Hace tiempo tuve la gran experiencia de trabajar como parte de un equipo de consultores que buscábamos implementar una nueva cultura para una empresa con presencia global. Como parte de este esfuerzo, comenzamos a trabajar en el despliegue de la definición de su cultura y en la construcción, por medio de ejercicios altamente participativos, de los valores y comportamientos que sustentarían esta nueva cultura. Estos ejercicios los realizamos en ocho países, para recabar diversas perspectivas y abordar un panorama completo de las distintas realidades que se vivían en cada uno de ellos donde operaba esta empresa y así entender cómo cada una de las subculturas debía alinearse con el nuevo enfoque. Estuve liderando estas sesiones en Estados Unidos, México, Colombia y Brasil, con personas de distintos niveles de la organización.
Para abordar este proceso de forma más efectiva, se trabajó primero desde un enfoque en las emociones, dejando el negocio en segundo plano. El alcance de esta metodología fue muy positivo. Las personas lograron expresar sus dudas, miedos y retos sin riesgo de sufrir alguna consecuencia negativa. Esto permitió que cada grupo reconociera sus fortalezas, honrando a la vez el pasado y creando un sentido de insatisfacción con aquellos aspectos del presente que no les permitieran seguir avanzando, para cambiarlos por conductas más positivas y deseables.
Hace poco leí que los seres humanos realmente no somos seres racionales, sino que somos seres que racionalizamos. ¿Qué significa esto? Nuestra toma de decisiones está muy influenciada por nuestro inconsciente emocional y, una vez que la decisión llega a la parte racional de nuestro cerebro, entonces su trabajo consiste en convencernos de que esta decisión realmente ha sido la mejor.
Por ello la importancia de considerar en la gestión de cualquier tipo de cambio organizacional, en primera instancia, el efecto emocional del cambio y de ahí empezar a gestar estrategias para convencer al inconsciente de que éste no amenaza su supervivencia.
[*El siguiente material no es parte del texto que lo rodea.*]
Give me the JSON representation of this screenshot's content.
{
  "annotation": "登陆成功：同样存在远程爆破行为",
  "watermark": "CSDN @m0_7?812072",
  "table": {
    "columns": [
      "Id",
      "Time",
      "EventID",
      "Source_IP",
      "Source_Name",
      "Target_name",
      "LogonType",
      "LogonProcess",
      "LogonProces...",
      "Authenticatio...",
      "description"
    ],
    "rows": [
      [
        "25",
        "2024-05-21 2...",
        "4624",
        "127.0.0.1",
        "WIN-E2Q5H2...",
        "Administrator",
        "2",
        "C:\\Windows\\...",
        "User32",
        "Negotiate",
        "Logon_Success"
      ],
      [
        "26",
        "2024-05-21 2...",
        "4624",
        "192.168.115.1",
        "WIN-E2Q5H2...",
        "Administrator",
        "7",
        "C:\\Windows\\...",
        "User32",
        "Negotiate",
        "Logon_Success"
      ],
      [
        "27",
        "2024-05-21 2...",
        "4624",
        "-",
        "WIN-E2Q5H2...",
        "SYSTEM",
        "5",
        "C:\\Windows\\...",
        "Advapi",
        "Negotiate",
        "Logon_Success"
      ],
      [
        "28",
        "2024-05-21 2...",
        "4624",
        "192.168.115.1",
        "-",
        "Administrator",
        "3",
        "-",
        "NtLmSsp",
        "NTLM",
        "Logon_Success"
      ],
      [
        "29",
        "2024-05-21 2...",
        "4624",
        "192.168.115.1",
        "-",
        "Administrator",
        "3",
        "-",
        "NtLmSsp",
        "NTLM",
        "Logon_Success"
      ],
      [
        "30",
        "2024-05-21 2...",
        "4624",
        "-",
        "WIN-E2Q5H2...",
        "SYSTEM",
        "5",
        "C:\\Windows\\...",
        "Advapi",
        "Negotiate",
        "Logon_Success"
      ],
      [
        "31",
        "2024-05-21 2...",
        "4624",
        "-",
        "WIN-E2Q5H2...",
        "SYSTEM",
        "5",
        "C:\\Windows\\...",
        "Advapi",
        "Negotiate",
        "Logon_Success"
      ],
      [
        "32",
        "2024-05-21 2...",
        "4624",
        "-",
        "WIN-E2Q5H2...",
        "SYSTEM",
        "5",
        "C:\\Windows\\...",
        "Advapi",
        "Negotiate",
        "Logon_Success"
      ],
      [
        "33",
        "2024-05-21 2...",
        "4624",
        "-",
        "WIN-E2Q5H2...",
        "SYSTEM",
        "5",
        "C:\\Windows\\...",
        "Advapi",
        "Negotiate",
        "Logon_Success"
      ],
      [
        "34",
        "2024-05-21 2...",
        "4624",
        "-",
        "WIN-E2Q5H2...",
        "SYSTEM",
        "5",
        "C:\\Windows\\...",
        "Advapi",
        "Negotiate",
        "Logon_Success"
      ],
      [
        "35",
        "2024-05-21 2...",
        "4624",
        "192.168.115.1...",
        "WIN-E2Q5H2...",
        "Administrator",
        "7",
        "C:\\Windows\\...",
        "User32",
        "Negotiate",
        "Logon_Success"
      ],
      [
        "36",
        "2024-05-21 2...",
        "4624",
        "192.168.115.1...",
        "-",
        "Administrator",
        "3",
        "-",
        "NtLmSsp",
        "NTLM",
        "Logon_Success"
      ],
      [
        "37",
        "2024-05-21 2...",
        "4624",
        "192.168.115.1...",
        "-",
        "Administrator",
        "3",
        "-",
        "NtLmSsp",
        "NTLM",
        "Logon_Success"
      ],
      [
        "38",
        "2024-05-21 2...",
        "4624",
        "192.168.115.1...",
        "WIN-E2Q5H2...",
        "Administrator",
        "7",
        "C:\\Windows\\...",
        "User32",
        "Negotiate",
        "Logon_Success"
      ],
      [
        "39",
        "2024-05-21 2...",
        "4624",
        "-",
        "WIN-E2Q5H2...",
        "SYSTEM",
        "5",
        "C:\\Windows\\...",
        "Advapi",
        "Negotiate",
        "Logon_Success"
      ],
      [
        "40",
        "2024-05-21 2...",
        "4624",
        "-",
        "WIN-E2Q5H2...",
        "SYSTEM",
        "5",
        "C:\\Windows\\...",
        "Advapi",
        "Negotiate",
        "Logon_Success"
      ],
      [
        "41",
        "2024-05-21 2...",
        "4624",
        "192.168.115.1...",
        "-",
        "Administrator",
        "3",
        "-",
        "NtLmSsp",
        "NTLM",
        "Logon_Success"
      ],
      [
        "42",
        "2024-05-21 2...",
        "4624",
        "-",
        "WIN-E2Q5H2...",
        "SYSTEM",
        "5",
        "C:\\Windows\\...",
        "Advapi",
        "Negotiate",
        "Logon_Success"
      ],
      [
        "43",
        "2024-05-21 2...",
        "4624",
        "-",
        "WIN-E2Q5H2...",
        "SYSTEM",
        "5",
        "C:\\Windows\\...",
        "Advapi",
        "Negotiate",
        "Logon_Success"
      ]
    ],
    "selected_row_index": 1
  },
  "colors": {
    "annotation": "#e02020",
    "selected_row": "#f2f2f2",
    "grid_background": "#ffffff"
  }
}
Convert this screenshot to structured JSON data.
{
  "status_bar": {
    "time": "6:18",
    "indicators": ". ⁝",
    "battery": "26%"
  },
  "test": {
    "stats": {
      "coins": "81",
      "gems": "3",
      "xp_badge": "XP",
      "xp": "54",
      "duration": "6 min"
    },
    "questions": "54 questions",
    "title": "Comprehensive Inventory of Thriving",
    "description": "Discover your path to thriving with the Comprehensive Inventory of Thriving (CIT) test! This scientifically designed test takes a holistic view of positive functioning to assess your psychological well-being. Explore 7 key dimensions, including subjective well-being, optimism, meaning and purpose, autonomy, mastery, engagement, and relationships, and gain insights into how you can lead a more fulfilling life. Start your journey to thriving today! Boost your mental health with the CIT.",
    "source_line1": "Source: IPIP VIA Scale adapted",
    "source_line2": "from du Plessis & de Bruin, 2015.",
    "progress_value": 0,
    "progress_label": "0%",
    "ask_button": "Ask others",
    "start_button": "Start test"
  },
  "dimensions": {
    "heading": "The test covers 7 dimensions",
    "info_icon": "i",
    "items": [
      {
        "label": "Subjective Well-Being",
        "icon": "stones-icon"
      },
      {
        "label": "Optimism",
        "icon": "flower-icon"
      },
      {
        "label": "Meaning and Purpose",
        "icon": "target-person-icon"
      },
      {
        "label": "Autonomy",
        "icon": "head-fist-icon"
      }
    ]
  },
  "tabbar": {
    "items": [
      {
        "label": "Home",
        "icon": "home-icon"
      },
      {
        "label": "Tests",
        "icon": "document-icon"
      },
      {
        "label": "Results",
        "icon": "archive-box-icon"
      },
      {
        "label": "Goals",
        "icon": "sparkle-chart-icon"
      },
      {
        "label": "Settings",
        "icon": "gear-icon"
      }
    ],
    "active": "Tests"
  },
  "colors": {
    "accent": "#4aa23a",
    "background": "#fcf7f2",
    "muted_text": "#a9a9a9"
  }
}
Como bien lo menciona Jonathan Haidt, un jinete representa la parte racional y lógica de nuestro cerebro, mientras que el elefante es la parte emocional que busca su supervivencia y gratificación instantánea. En los procesos de cambio, al conseguir que el elefante se sienta motivado, el jinete logra guiarlo por el camino. La falta de claridad, de energía y de un medio ambiente preparado para facilitar el cambio se puede reflejar como resistencia o apatía.
La inteligencia emocional es un elemento indispensable para liderar de forma humana y efectiva los cambios organizacionales. Entre otras cosas, se requiere mucha empatía y compasión.
En algún momento descubrí una institución que pertenece a la Universidad de Wisconsin en Madison, el Centro para las Mentes Saludables. Su fundador, el doctor Richard Davidson, gracias a sus estudios en el área de las neurociencias, ha logrado concluir que la base de un cerebro sano son las cualidades positivas, como la bondad, la amabilidad y la compasión. Menciona que la diferencia crucial entre la empatía y la compasión está en que esta última nos invita a la acción, mientras que la primera se enfoca únicamente en la reflexión, todo esto analizado desde un punto de vista neurológico.
Lo más interesante es que la compasión es un atributo que se puede desarrollar. Cuando un cambio es liderado por una persona que actúa con un enfoque compasivo, éste no se limita a entender los miedos y las necesidades de los involucrados. Además crea estrategias y acciones enfocadas en hacer sentir seguro al elefante que todos llevamos dentro y a lograr la implementación de cambios genuinos y sostenibles en el largo plazo.